Unfortunately the Hokitika house didn’t sell in time for the Temuka sale.
“We were getting a bit desperate, the old time was running out.”
Undeterred, Thomas put a small commercial property he owned in Christchurch on the market, and it sold in about a week and a half. They were able to pull together a $365,000 offer, which the Pollards accepted.
More than 120 years after the home was first moved to the location it’s in now – by traction engine, no less – it will be moved again. This time seven hours away to Westport, via the Lewis Pass, “in a couple of years time”, to the piece of land Thomas and Rae own there.
The couple plan to renovate it back to it’s 1902 glory.
“We will be keeping with the theme. It’s a vintage house so we want to stick with that. We like that vintage country look so we’re not going to ruin that by modernising it,” says Rae.
While it’s “a wee bit of a shame” that the home will be leaving Temuka, “because of the history of the house and where it sits now. It’s a real icon in Temuka,” says Thomas. The couple’s plans will give the building a fifth life.
“But we’ll restore it as much as we can [on the new site]. And we’ll work together with the movers when the time comes to make sure we can do it with as little damage as we can.”

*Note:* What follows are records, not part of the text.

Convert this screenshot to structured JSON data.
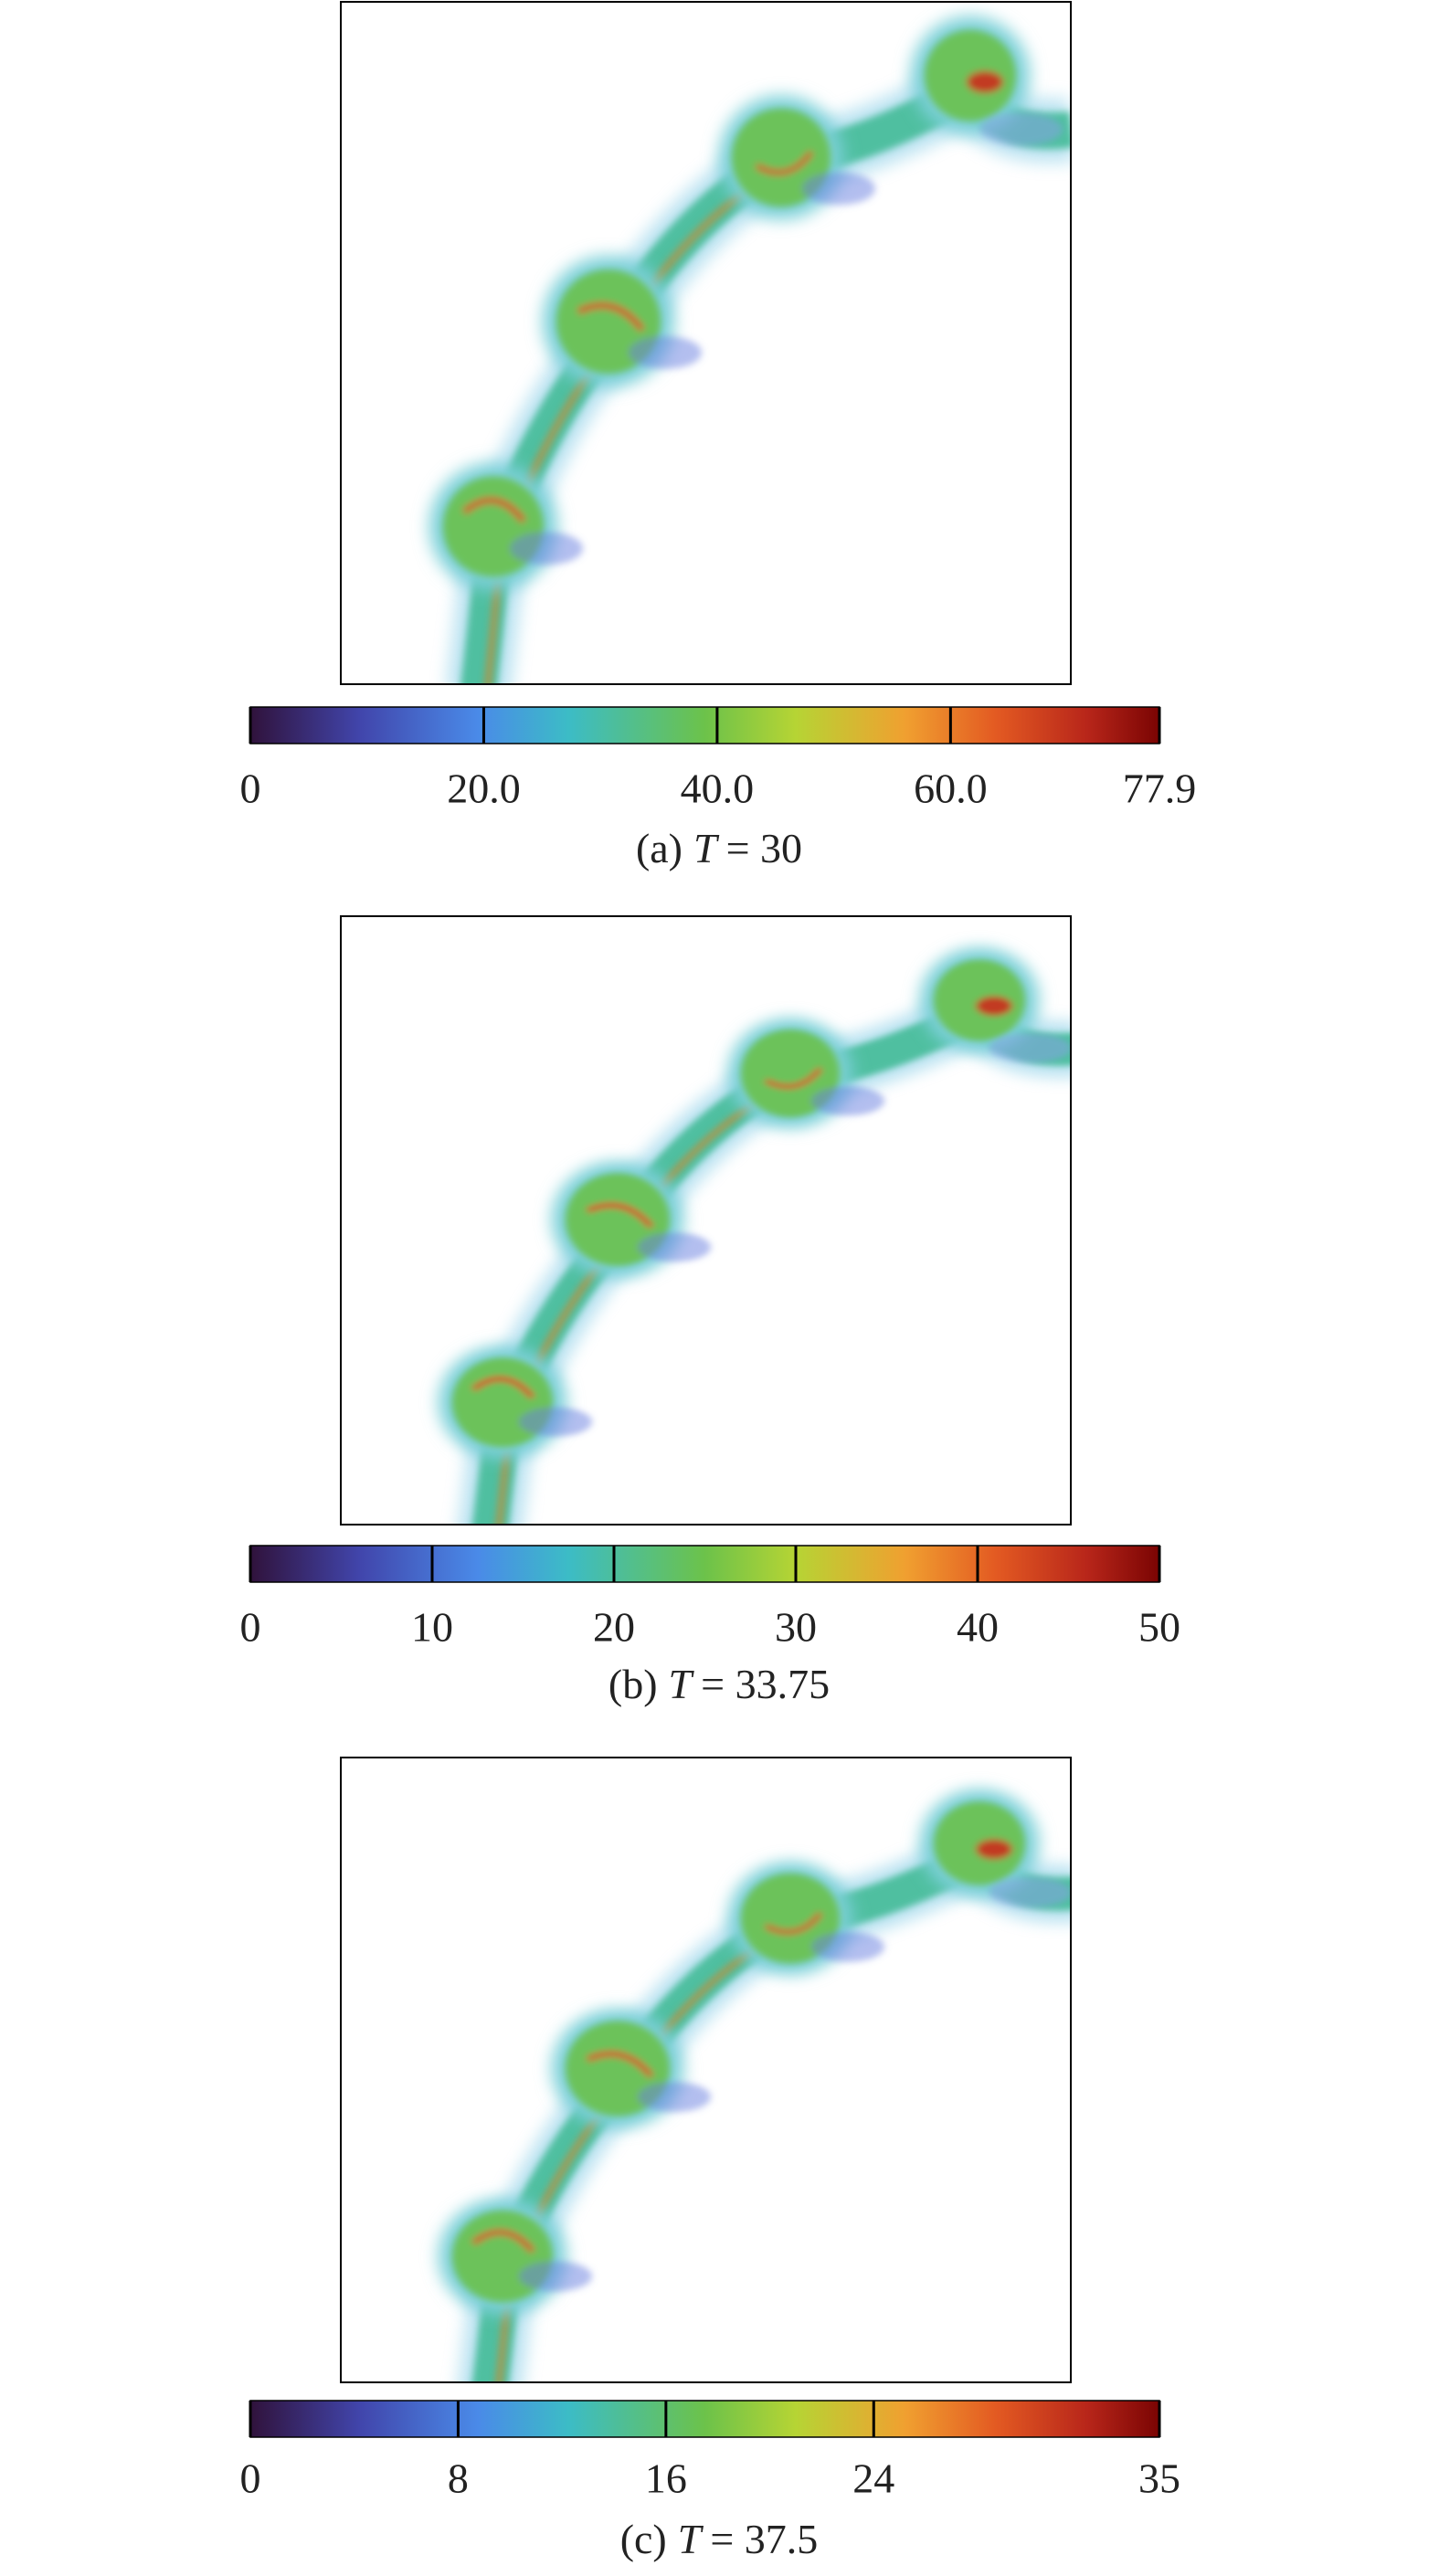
{
  "panels": [
    {
      "caption": {
        "prefix": "(a)",
        "var": "T",
        "rest": "= 30"
      },
      "colorbar": {
        "lim": [
          0,
          77.9
        ],
        "ticks": [
          0,
          {
            "value": 20,
            "label": "20.0"
          },
          {
            "value": 40,
            "label": "40.0"
          },
          {
            "value": 60,
            "label": "60.0"
          },
          77.9
        ]
      }
    },
    {
      "caption": {
        "prefix": "(b)",
        "var": "T",
        "rest": "= 33.75"
      },
      "colorbar": {
        "lim": [
          0,
          50
        ],
        "ticks": [
          0,
          10,
          20,
          30,
          40,
          50
        ]
      }
    },
    {
      "caption": {
        "prefix": "(c)",
        "var": "T",
        "rest": "= 37.5"
      },
      "colorbar": {
        "lim": [
          0,
          35
        ],
        "ticks": [
          0,
          8,
          16,
          24,
          35
        ]
      }
    }
  ]
}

They have extensive plans for the home that include making the most of the period details, but that’s all a couple of years off yet.
In the meantime, when the keys are handed over next week, Thomas and Rae plan to spend “a couple of nights there, on a mattress on the floor” to soak up the ambiance, and “think what we’re going to do first and how we’re going to do it”.
Then they’re going to give the home a spruce up and a lick of fresh paint to protect the woodwork, and probably rent it out for a couple of years until they read for the big move.
“We’ve got the gardens and trees – It’s a lovely property, on a slight hill, and there are sheep, it’s rural,” says Thomas. “The house will look stunning, because as you drive up the road you’ll see the house sitting on the land.”